Methods: TNBC (HCC-1806, high inherent glutaminase activity) and receptor-positive (MCF-7, low inherent glutaminase activity) xenografts were established in athymic nu/nu mice. PET studies were performed on a dedicated small animal scanner (A-PET) at baseline and after treatment with CB-839 or a vehicle solution. Dynamic PET imaging was obtained for one hour after injection of [¹⁸F]4F-Gln (300-350 μCi) via the tail vein. Images were analyzed with AMIDE data analysis software. Kinetic analysis was performed with PMOD. T:B ratios were calculated at 30-45 minutes and 45-60 minutes.

Results: Logan plot analysis revealed late linearity, consistent with largely reversible transport. In a two-compartment model with irreversible trapping, k₃ was low (less than 0.01 in most cases), also consistent with largely reversible transport. There was strong correlation between DV as estimated by the Logan plot and single-compartment model (r>0.95), but not with a two-compartment model. A strong correlation was also seen between T:B ratios and DV estimates by Logan plot and a single-compartment model (r>0.9), but not between T:B ratios and a two-compartment model. For the remainder of this analysis, the two-compartment model was not considered. MCF-7 tumors demonstrated over 60% larger DVs and T:B ratios pre-treatment compared to TNBC tumors. Upon glutaminase inhibition, CB-839-treated TNBC tumors demonstrated a greater than 30% mean increase in DV and T:B ratio, not seen in the MCF-7 tumors nor the vehicle treated TNBC tumors.

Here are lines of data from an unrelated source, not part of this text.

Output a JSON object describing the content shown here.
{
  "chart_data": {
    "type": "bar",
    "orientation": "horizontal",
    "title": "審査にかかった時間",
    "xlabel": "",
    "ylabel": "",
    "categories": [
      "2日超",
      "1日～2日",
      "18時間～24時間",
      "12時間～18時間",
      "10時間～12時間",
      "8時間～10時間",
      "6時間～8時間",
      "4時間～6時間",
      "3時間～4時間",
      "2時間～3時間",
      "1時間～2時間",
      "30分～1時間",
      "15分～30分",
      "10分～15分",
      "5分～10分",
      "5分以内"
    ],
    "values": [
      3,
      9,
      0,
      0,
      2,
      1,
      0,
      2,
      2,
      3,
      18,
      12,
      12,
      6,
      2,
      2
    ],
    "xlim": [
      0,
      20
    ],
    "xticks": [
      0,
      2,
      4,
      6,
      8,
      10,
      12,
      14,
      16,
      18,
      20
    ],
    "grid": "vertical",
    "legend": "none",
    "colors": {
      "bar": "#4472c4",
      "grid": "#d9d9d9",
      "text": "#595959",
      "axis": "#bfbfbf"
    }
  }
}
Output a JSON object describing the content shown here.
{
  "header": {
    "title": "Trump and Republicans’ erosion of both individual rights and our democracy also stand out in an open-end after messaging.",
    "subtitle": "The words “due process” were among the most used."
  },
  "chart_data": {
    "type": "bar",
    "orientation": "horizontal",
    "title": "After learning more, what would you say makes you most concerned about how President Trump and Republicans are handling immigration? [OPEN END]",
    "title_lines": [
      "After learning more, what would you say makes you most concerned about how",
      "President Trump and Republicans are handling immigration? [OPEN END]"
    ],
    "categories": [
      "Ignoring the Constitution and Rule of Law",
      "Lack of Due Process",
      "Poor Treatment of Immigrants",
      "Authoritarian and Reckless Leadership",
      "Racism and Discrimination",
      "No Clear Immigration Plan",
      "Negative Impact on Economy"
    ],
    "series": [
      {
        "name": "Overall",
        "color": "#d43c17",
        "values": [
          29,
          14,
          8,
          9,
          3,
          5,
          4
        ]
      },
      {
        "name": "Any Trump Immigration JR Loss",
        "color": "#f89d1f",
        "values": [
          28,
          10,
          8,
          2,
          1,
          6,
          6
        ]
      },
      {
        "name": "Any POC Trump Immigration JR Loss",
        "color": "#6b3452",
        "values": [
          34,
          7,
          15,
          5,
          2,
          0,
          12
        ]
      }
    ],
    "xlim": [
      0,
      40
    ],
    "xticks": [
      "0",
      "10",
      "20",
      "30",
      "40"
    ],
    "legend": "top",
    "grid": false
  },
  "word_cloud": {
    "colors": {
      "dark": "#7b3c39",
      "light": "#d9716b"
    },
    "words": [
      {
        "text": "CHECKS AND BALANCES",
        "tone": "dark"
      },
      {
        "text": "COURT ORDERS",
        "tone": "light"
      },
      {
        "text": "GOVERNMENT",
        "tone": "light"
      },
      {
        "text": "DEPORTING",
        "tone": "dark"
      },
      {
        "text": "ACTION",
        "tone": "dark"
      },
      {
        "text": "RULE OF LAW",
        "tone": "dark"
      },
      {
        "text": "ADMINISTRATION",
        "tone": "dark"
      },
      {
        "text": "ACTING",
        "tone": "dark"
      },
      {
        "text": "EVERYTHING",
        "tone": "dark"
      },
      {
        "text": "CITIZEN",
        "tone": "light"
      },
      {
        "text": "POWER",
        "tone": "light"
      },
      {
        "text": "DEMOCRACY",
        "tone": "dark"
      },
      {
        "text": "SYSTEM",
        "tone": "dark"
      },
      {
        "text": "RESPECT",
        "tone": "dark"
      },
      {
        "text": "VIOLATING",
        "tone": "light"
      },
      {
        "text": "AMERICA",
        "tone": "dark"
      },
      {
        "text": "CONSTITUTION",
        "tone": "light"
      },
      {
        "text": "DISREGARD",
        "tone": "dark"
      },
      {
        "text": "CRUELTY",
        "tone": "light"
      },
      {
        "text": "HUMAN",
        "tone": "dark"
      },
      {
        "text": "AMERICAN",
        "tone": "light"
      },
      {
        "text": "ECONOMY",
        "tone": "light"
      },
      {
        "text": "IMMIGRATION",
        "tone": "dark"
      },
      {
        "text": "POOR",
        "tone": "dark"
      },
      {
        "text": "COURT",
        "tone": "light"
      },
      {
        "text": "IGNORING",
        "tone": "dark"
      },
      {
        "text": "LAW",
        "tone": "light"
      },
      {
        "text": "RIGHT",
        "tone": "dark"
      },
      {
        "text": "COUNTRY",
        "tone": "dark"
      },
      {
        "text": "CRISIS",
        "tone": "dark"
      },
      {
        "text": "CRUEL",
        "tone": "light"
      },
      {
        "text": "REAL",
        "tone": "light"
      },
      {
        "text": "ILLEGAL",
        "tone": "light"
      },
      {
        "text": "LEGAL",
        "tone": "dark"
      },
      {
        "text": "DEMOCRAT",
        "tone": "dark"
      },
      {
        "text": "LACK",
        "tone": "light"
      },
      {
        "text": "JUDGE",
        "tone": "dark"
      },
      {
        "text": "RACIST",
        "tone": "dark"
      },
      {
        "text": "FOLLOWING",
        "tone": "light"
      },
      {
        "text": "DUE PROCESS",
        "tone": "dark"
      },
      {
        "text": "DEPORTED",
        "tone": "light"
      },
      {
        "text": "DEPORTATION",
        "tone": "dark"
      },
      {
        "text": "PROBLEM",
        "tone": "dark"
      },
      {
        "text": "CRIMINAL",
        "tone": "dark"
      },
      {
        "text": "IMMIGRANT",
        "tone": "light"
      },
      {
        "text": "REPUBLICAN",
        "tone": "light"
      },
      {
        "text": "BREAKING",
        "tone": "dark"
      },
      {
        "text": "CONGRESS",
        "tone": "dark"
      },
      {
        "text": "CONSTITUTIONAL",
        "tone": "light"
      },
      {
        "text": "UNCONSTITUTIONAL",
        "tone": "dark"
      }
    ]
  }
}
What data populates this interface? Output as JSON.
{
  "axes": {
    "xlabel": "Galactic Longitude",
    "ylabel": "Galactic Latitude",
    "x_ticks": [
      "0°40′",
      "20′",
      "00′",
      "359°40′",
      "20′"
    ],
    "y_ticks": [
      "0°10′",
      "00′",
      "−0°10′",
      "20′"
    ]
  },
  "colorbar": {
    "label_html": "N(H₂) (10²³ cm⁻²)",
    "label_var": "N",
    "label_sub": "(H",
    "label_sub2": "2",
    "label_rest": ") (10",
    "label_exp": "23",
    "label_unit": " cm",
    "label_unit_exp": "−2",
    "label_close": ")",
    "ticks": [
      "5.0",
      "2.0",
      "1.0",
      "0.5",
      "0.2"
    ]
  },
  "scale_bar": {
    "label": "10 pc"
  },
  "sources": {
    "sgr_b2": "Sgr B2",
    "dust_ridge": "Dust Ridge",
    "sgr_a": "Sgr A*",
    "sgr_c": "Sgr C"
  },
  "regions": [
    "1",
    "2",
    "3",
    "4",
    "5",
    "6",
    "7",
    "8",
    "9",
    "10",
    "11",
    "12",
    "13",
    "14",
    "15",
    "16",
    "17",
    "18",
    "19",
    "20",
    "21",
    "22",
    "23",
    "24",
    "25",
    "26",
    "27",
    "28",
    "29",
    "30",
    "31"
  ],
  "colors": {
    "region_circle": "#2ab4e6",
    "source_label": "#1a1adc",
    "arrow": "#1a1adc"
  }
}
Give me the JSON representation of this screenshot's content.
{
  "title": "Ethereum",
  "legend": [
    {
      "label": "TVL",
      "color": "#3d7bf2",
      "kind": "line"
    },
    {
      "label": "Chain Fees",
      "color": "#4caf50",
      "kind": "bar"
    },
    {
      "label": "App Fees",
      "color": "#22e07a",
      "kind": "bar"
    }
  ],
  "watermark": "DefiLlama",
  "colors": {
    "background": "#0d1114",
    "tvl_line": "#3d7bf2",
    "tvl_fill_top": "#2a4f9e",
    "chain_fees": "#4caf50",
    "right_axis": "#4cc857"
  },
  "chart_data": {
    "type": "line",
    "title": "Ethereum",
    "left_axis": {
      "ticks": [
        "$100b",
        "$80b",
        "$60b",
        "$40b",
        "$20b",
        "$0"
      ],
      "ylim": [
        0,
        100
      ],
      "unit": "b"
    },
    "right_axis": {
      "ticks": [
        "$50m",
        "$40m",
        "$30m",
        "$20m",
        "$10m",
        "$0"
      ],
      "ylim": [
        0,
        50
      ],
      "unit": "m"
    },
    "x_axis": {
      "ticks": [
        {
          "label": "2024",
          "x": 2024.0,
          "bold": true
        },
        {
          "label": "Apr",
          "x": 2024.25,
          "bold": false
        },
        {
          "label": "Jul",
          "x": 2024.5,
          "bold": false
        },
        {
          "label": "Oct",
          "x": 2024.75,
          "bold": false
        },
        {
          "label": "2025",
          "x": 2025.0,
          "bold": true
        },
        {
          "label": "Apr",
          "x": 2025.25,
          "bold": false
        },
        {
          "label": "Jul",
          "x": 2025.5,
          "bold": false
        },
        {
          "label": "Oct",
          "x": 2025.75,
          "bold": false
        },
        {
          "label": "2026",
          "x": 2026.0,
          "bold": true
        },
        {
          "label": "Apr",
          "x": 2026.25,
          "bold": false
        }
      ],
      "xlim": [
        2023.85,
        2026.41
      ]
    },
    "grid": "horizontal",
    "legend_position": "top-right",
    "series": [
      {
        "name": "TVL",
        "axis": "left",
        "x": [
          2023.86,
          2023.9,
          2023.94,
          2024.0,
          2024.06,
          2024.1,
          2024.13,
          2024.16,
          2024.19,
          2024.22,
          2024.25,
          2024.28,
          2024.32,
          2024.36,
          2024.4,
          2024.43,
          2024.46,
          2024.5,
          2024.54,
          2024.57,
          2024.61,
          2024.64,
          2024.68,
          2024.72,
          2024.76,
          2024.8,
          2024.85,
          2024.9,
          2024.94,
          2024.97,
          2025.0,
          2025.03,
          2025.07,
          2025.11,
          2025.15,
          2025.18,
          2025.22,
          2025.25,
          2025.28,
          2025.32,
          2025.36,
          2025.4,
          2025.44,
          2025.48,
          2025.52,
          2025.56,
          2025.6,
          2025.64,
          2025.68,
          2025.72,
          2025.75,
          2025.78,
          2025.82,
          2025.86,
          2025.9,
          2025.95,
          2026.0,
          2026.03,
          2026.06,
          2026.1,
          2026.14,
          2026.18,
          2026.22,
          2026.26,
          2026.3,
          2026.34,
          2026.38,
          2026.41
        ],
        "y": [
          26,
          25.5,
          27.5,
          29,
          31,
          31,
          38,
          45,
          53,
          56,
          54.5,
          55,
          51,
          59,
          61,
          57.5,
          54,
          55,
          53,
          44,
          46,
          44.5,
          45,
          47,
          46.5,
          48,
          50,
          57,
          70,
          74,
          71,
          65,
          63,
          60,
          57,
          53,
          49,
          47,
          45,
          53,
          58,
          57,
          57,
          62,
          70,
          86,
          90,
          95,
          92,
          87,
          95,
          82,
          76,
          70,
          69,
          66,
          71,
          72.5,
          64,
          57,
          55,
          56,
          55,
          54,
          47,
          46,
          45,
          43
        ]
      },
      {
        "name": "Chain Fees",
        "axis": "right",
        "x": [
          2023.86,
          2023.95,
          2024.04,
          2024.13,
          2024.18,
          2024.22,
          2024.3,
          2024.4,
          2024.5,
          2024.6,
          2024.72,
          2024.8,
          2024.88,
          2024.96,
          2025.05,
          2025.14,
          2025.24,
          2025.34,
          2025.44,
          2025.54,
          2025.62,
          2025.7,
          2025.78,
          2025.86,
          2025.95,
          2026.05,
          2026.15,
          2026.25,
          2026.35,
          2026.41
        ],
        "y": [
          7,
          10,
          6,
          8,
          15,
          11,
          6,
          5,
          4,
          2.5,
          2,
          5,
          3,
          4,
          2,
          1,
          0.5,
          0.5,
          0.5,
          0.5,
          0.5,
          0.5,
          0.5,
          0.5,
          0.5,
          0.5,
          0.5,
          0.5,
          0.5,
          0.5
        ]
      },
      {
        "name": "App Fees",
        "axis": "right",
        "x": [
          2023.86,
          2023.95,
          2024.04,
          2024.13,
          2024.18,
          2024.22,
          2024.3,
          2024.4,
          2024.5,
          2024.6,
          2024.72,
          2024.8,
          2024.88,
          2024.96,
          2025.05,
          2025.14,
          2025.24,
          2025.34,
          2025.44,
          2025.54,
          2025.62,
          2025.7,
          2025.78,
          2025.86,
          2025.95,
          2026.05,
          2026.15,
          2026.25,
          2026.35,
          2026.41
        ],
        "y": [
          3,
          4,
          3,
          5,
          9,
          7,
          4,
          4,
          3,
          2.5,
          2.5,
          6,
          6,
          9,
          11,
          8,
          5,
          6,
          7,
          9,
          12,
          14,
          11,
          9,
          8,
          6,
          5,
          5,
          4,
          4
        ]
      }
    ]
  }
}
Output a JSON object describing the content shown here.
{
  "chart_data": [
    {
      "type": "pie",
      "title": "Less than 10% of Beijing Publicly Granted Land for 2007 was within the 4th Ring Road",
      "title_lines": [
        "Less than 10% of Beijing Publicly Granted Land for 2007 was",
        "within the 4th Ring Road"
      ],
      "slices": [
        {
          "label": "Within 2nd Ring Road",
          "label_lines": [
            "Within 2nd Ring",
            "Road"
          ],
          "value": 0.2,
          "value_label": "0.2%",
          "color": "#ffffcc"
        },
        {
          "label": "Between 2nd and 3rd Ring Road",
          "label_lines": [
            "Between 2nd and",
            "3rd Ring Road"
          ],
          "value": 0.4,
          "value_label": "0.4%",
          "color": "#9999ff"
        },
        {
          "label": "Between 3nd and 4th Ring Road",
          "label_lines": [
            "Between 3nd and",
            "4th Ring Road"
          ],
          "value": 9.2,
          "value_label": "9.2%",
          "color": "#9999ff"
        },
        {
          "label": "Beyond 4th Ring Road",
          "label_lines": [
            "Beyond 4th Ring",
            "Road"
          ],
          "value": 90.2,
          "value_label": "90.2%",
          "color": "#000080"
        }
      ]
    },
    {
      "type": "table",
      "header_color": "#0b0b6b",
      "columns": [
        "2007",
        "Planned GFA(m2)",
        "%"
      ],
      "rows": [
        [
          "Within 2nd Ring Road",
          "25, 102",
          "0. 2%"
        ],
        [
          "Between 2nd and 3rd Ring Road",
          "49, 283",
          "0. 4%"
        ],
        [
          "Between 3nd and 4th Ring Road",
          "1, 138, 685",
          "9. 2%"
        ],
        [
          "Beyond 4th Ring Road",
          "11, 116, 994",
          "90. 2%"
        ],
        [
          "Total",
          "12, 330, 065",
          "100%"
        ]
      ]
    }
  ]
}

Conclusion: As a minimally metabolized radiotracer, [¹⁸F]4F-Gln is a marker of glutamine pool size and can infer changes in tumor glutaminolysis with glutaminase inhibition through estimation of DV and T:B ratios. These findings indicate promise for [¹⁸F]4F-Gln as a biomarker to assess glutaminase-directed therapy. Research Support: This study is supported by funding from Susan G. Komen Foundation Grant SAC140060 (DM), Department of Energy Grant DE-SE0012476 (DM and RHM), R21-CA-198563 (RZ) and R01CA211337 (DM and RZ).